Dari hasil jajak pendapat tersebut dapat disimpulkan ke dalam beberapa poin. Pertama, sejak isu ini bergulir di tahun 2012, belum ada sosialisasi dari Ditmawa kepada UKM secara langsung. Kenyataan tersebut dibuktikan dengan ketidaktahuan UKM mengenai agenda kebijakan dan keberlanjutannya. UKM hanya sekedar mengetahui isu ini sebagai sebuah kebijakan tanpa tahu program-program yang terdapat di dalamnya.
Kedua, ketidaktahuan UKM terhadap program-program dan keberlanjutan kebijakan ini menyulitkan kinerja mereka kedepannya. Para UKM tidak dapat menentukan kegiatan-kegiatan mereka kedepannya baik jangka pendek maupun jangka panjang. Sehingga terdapat kemungkinan kebijakan ini tidak efektif dan dapat menganggu struktur kepengurusan organisasi.
Secara garis besar, responden menyatakan tidak setuju terhadap rencana penerapan kebijakan Ditmawa mengenai penggabungan atau nemenklatur UKM tersebut.

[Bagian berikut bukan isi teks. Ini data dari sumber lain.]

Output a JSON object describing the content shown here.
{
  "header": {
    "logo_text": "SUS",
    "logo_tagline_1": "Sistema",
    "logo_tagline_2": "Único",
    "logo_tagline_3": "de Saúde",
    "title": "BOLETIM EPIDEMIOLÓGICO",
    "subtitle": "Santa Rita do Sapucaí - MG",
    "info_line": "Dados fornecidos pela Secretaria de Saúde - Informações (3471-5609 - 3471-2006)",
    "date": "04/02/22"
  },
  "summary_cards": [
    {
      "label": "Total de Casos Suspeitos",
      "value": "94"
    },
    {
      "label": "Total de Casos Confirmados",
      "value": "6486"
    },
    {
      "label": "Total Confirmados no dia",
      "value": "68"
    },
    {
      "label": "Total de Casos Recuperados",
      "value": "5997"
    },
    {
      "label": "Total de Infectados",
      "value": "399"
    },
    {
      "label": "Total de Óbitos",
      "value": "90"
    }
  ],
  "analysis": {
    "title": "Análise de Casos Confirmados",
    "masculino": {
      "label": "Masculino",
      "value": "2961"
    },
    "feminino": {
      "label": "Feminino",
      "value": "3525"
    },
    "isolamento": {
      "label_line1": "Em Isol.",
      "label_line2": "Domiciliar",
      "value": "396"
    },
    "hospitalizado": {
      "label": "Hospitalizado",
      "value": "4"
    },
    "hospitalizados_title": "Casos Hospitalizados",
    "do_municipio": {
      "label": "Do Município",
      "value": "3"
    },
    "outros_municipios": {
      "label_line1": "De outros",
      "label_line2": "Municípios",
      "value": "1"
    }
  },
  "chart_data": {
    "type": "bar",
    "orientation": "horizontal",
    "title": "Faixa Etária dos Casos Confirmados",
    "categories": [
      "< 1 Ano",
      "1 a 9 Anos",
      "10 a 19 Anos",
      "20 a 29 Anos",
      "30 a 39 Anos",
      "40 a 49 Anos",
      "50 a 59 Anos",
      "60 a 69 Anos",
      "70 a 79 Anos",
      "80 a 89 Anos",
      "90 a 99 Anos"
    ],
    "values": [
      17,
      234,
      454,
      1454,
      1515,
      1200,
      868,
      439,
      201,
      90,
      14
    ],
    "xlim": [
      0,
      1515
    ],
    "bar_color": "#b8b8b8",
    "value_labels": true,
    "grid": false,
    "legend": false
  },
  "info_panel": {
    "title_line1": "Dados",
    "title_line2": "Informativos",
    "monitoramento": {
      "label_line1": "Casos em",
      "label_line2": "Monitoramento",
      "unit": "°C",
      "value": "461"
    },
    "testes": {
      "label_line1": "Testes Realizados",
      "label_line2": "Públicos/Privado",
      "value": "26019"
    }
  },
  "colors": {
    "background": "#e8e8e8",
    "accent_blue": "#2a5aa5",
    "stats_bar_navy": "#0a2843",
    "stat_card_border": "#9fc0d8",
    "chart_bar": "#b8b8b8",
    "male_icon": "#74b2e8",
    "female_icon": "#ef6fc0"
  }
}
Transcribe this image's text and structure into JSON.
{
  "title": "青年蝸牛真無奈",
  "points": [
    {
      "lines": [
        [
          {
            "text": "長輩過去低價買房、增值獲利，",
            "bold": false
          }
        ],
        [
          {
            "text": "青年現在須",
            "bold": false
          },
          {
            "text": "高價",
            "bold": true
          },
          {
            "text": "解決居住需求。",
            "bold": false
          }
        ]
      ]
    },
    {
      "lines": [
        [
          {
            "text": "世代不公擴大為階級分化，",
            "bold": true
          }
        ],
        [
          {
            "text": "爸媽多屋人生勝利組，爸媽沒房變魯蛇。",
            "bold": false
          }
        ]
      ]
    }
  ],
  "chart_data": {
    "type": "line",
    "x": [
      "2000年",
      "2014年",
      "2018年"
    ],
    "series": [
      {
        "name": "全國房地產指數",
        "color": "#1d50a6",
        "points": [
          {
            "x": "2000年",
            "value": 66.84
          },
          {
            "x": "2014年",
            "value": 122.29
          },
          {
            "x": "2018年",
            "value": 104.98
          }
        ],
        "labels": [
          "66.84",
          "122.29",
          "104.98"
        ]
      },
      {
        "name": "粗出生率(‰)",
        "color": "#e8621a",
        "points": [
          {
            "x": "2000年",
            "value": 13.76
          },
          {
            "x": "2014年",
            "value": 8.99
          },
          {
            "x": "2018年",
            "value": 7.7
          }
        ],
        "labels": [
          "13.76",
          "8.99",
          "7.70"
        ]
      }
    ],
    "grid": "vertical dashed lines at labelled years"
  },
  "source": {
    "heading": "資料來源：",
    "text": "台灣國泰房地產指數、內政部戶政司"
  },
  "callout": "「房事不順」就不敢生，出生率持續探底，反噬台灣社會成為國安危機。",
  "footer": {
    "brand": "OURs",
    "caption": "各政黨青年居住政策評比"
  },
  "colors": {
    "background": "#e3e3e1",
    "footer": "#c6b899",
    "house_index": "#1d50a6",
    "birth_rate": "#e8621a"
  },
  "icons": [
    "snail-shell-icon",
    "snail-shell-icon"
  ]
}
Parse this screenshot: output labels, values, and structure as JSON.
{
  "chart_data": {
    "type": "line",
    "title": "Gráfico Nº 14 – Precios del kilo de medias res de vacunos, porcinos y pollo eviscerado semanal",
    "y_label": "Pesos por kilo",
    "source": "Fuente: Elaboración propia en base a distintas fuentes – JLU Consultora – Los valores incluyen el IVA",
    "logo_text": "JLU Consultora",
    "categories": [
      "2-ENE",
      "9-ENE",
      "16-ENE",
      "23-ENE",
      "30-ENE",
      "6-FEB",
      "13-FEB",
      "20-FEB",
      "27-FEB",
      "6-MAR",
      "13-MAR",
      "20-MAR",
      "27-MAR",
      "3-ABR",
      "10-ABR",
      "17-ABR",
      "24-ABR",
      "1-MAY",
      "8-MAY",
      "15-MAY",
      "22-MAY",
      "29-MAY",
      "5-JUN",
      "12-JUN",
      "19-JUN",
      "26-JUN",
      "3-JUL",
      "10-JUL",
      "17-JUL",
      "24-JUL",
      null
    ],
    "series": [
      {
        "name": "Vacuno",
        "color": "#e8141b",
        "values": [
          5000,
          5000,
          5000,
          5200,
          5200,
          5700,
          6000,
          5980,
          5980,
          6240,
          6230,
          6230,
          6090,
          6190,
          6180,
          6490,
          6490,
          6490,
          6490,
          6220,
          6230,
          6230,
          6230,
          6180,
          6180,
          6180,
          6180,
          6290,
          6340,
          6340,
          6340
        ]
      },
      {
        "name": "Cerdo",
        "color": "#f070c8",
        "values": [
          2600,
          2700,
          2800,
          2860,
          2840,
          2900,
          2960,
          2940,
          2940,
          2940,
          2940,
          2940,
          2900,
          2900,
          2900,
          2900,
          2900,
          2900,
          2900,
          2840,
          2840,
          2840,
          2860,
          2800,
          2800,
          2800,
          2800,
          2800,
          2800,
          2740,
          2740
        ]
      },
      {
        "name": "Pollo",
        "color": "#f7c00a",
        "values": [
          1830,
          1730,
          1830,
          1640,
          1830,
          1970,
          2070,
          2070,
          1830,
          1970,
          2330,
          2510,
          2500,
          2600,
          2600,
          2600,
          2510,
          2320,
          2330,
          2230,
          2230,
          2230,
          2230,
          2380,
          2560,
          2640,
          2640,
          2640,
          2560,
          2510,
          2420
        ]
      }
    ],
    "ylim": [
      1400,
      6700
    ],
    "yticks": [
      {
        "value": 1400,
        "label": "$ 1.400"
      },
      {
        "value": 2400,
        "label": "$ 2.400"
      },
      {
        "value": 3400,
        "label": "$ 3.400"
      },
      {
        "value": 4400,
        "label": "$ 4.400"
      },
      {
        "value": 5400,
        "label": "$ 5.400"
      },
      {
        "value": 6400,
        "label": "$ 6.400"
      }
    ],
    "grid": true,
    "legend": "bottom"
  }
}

Sikap tersebut lahir dari informasi yang bias karena kurangnya komunikasi antara Ditmawa sebagai regulator dengan mahasiswa pegiat UKM sebagai aktor utama yang akan menjalankan kebijakan tersebut. Selain itu, kebijakan Ditmawa selama ini dirasa masih kurang mewadahi aspirasi mahasiswa untuk berkembang di UKM-nya, dibuktikan dengan harapan responden yang ingin didengar aspirasinyanya. Namun bisa saja dihindari jika Ditmawa mau membangun komunikasi dua arah sehingga lebih aspiratif untuk menciptakan keharmonisan antara regulator dan aktor utama. (Kenny, Hidayat)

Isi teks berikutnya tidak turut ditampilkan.